Materials and Methods: A formalin-fixed human knee joint was scanned in its native configuration via computed tomography, and the bony contours of the femur and tibia were segmented to create femoral and tibial bone models. The models were subsequently three-dimensional printed and coated with an artificial cartilage layer in the native configuration. Polyvinyl siloxane was used, which is biomechanically similar to native cartilage, devoid of MRI artifacts, and offers favorable processing properties. A circular 8-mm-diameter defect was punched out of the artificial cartilage layer of the medial femoral condyle, into which native cartilage specimens of corresponding dimensions were inserted. By control of displacement (i.e., 2.5 mm [δ2.5] and 5.0 mm [δ5.0]), the mobile tibia was axially displaced in relation to the fixed femur, and the loading-induced changes of macroscopically intact human knee-cartilage specimens (n = 10) were examined by MRI. Serial proton-density weighted/turbo spin-echo and T2-weighted multiple spin-echo sequences were acquired on a clinical 3-T MRI system (Achieva, Philips) and referenced to biomechanical (unconfined compression loading) and histopathologic standard evaluation methods (Mankin grading).

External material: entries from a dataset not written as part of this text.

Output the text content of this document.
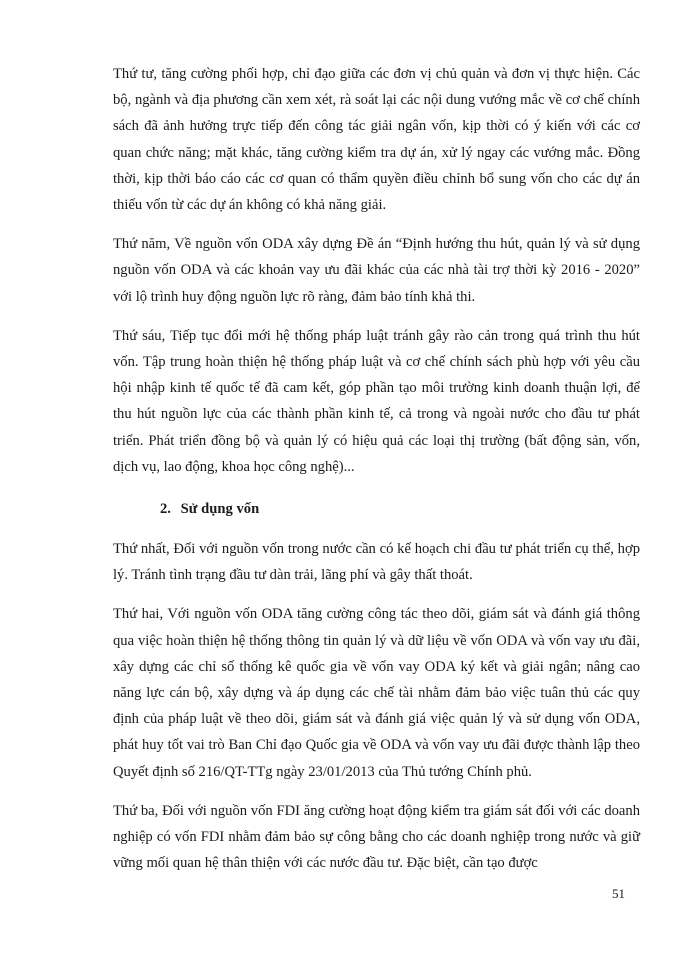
Thứ tư, tăng cường phối hợp, chỉ đạo giữa các đơn vị chủ quản và đơn vị thực hiện. Các bộ, ngành và địa phương cần xem xét, rà soát lại các nội dung vướng mắc về cơ chế chính sách đã ảnh hưởng trực tiếp đến công tác giải ngân vốn, kịp thời có ý kiến với các cơ quan chức năng; mặt khác, tăng cường kiểm tra dự án, xử lý ngay các vướng mắc. Đồng thời, kịp thời báo cáo các cơ quan có thẩm quyền điều chỉnh bổ sung vốn cho các dự án thiếu vốn từ các dự án không có khả năng giải.

Thứ năm, Về nguồn vốn ODA xây dựng Đề án “Định hướng thu hút, quản lý và sử dụng nguồn vốn ODA và các khoản vay ưu đãi khác của các nhà tài trợ thời kỳ 2016 - 2020” với lộ trình huy động nguồn lực rõ ràng, đảm bảo tính khả thi.

Thứ sáu, Tiếp tục đổi mới hệ thống pháp luật tránh gây rào cản trong quá trình thu hút vốn. Tập trung hoàn thiện hệ thống pháp luật và cơ chế chính sách phù hợp với yêu cầu hội nhập kinh tế quốc tế đã cam kết, góp phần tạo môi trường kinh doanh thuận lợi, để thu hút nguồn lực của các thành phần kinh tế, cả trong và ngoài nước cho đầu tư phát triển. Phát triển đồng bộ và quản lý có hiệu quả các loại thị trường (bất động sản, vốn, dịch vụ, lao động, khoa học công nghệ)...

2. Sử dụng vốn

Thứ nhất, Đối với nguồn vốn trong nước cần có kế hoạch chi đầu tư phát triển cụ thể, hợp lý. Tránh tình trạng đầu tư dàn trải, lãng phí và gây thất thoát.

Thứ hai, Với nguồn vốn ODA tăng cường công tác theo dõi, giám sát và đánh giá thông qua việc hoàn thiện hệ thống thông tin quản lý và dữ liệu về vốn ODA và vốn vay ưu đãi, xây dựng các chỉ số thống kê quốc gia về vốn vay ODA ký kết và giải ngân; nâng cao năng lực cán bộ, xây dựng và áp dụng các chế tài nhằm đảm bảo việc tuân thủ các quy định của pháp luật về theo dõi, giám sát và đánh giá việc quản lý và sử dụng vốn ODA, phát huy tốt vai trò Ban Chỉ đạo Quốc gia về ODA và vốn vay ưu đãi được thành lập theo Quyết định số 216/QT-TTg ngày 23/01/2013 của Thủ tướng Chính phủ.

Thứ ba, Đối với nguồn vốn FDI ăng cường hoạt động kiểm tra giám sát đối với các doanh nghiệp có vốn FDI nhằm đảm bảo sự công bằng cho các doanh nghiệp trong nước và giữ vững mối quan hệ thân thiện với các nước đầu tư. Đặc biệt, cần tạo được

51
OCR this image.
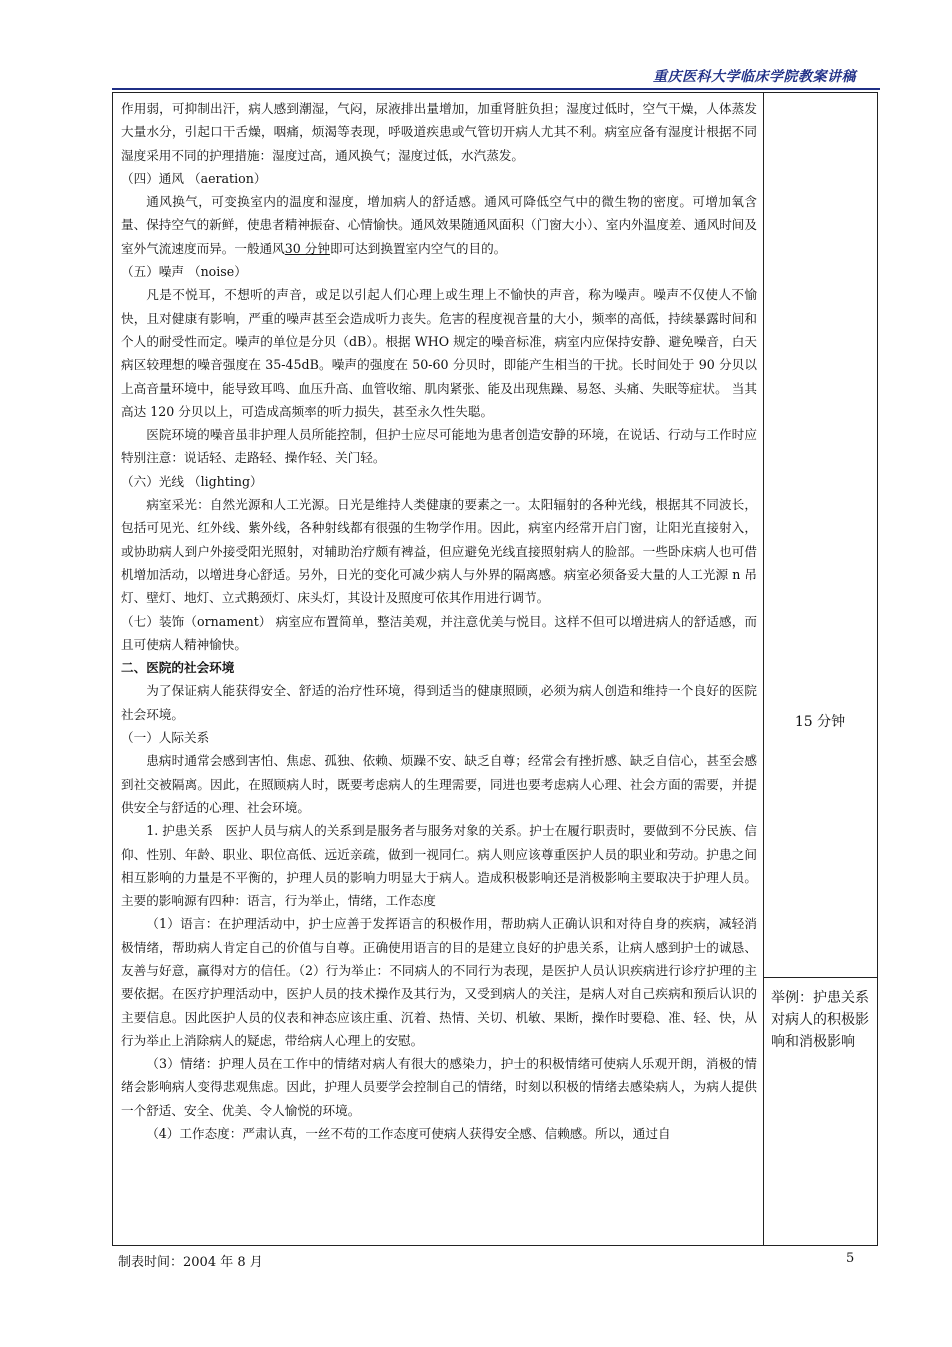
重庆医科大学临床学院教案讲稿

作用弱，可抑制出汗，病人感到潮湿，气闷，尿液排出量增加，加重肾脏负担；湿度过低时，空气干燥，人体蒸发大量水分，引起口干舌燥，咽痛，烦渴等表现，呼吸道疾患或气管切开病人尤其不利。病室应备有湿度计根据不同湿度采用不同的护理措施：湿度过高，通风换气；湿度过低，水汽蒸发。

（四）通风 （aeration）

通风换气，可变换室内的温度和湿度，增加病人的舒适感。通风可降低空气中的微生物的密度。可增加氧含量、保持空气的新鲜，使患者精神振奋、心情愉快。通风效果随通风面积（门窗大小）、室内外温度差、通风时间及室外气流速度而异。一般通风30 分钟即可达到换置室内空气的目的。

（五）噪声 （noise）

凡是不悦耳，不想听的声音，或足以引起人们心理上或生理上不愉快的声音，称为噪声。噪声不仅使人不愉快，且对健康有影响，严重的噪声甚至会造成听力丧失。危害的程度视音量的大小，频率的高低，持续暴露时间和个人的耐受性而定。噪声的单位是分贝（dB）。根据 WHO 规定的噪音标准，病室内应保持安静、避免噪音，白天病区较理想的噪音强度在 35-45dB。噪声的强度在 50-60 分贝时，即能产生相当的干扰。长时间处于 90 分贝以上高音量环境中，能导致耳鸣、血压升高、血管收缩、肌肉紧张、能及出现焦躁、易怒、头痛、失眠等症状。 当其高达 120 分贝以上，可造成高频率的听力损失，甚至永久性失聪。

医院环境的噪音虽非护理人员所能控制，但护士应尽可能地为患者创造安静的环境，在说话、行动与工作时应特别注意：说话轻、走路轻、操作轻、关门轻。

（六）光线 （lighting）

病室采光：自然光源和人工光源。日光是维持人类健康的要素之一。太阳辐射的各种光线，根据其不同波长，包括可见光、红外线、紫外线，各种射线都有很强的生物学作用。因此，病室内经常开启门窗，让阳光直接射入，或协助病人到户外接受阳光照射，对辅助治疗颇有裨益，但应避免光线直接照射病人的脸部。一些卧床病人也可借机增加活动，以增进身心舒适。另外，日光的变化可减少病人与外界的隔离感。病室必须备妥大量的人工光源 n 吊灯、壁灯、地灯、立式鹅颈灯、床头灯，其设计及照度可依其作用进行调节。

（七）装饰（ornament） 病室应布置简单，整洁美观，并注意优美与悦目。这样不但可以增进病人的舒适感，而且可使病人精神愉快。

二、医院的社会环境

为了保证病人能获得安全、舒适的治疗性环境，得到适当的健康照顾，必须为病人创造和维持一个良好的医院社会环境。

（一）人际关系

患病时通常会感到害怕、焦虑、孤独、依赖、烦躁不安、缺乏自尊；经常会有挫折感、缺乏自信心，甚至会感到社交被隔离。因此，在照顾病人时，既要考虑病人的生理需要，同进也要考虑病人心理、社会方面的需要，并提供安全与舒适的心理、社会环境。

1. 护患关系　医护人员与病人的关系到是服务者与服务对象的关系。护士在履行职责时，要做到不分民族、信仰、性别、年龄、职业、职位高低、远近亲疏，做到一视同仁。病人则应该尊重医护人员的职业和劳动。护患之间相互影响的力量是不平衡的，护理人员的影响力明显大于病人。造成积极影响还是消极影响主要取决于护理人员。主要的影响源有四种：语言，行为举止，情绪，工作态度

（1）语言：在护理活动中，护士应善于发挥语言的积极作用，帮助病人正确认识和对待自身的疾病，减轻消极情绪，帮助病人肯定自己的价值与自尊。正确使用语言的目的是建立良好的护患关系，让病人感到护士的诚恳、友善与好意，赢得对方的信任。（2）行为举止：不同病人的不同行为表现，是医护人员认识疾病进行诊疗护理的主要依据。在医疗护理活动中，医护人员的技术操作及其行为，又受到病人的关注，是病人对自己疾病和预后认识的主要信息。因此医护人员的仪表和神态应该庄重、沉着、热情、关切、机敏、果断，操作时要稳、准、轻、快，从行为举止上消除病人的疑虑，带给病人心理上的安慰。

（3）情绪：护理人员在工作中的情绪对病人有很大的感染力，护士的积极情绪可使病人乐观开朗，消极的情绪会影响病人变得悲观焦虑。因此，护理人员要学会控制自己的情绪，时刻以积极的情绪去感染病人，为病人提供一个舒适、安全、优美、令人愉悦的环境。

（4）工作态度：严肃认真，一丝不苟的工作态度可使病人获得安全感、信赖感。所以，通过自

15 分钟
举例：护患关系对病人的积极影响和消极影响
制表时间：2004 年 8 月	5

Results: The cartilage specimens could be visualized and evaluated in their entirety by MRI before and under loading. The forces acting on the entire joint were 141 ± 8 N (δ2.5) and 906 ± 38 N (δ5.0), and the corresponding pressures created at the site of the native cartilage specimen were 0.68 ± 0.09 MPa (δ2.5) and 1.05 ± 0.10 MPa (δ5.0). Loading induced significant decreases in sample height as well as a loss in T2 signal intensity, thereby indicating extensive and coherent sample pressurization. Reference evaluation revealed all cartilage samples to be histologically intact and biomechanically homogeneous.
Conclusion: This study demonstrates the feasibility of assessing loading-induced changes of human articular cartilage by multiparametric MRI in an experimental in situ setting and in reference to histology and biomechanics. Future studies will show whether the functional analysis of articular cartilage beyond mere static analysis allows the earlier detection of osteoarthritis and/or its more refined graduation.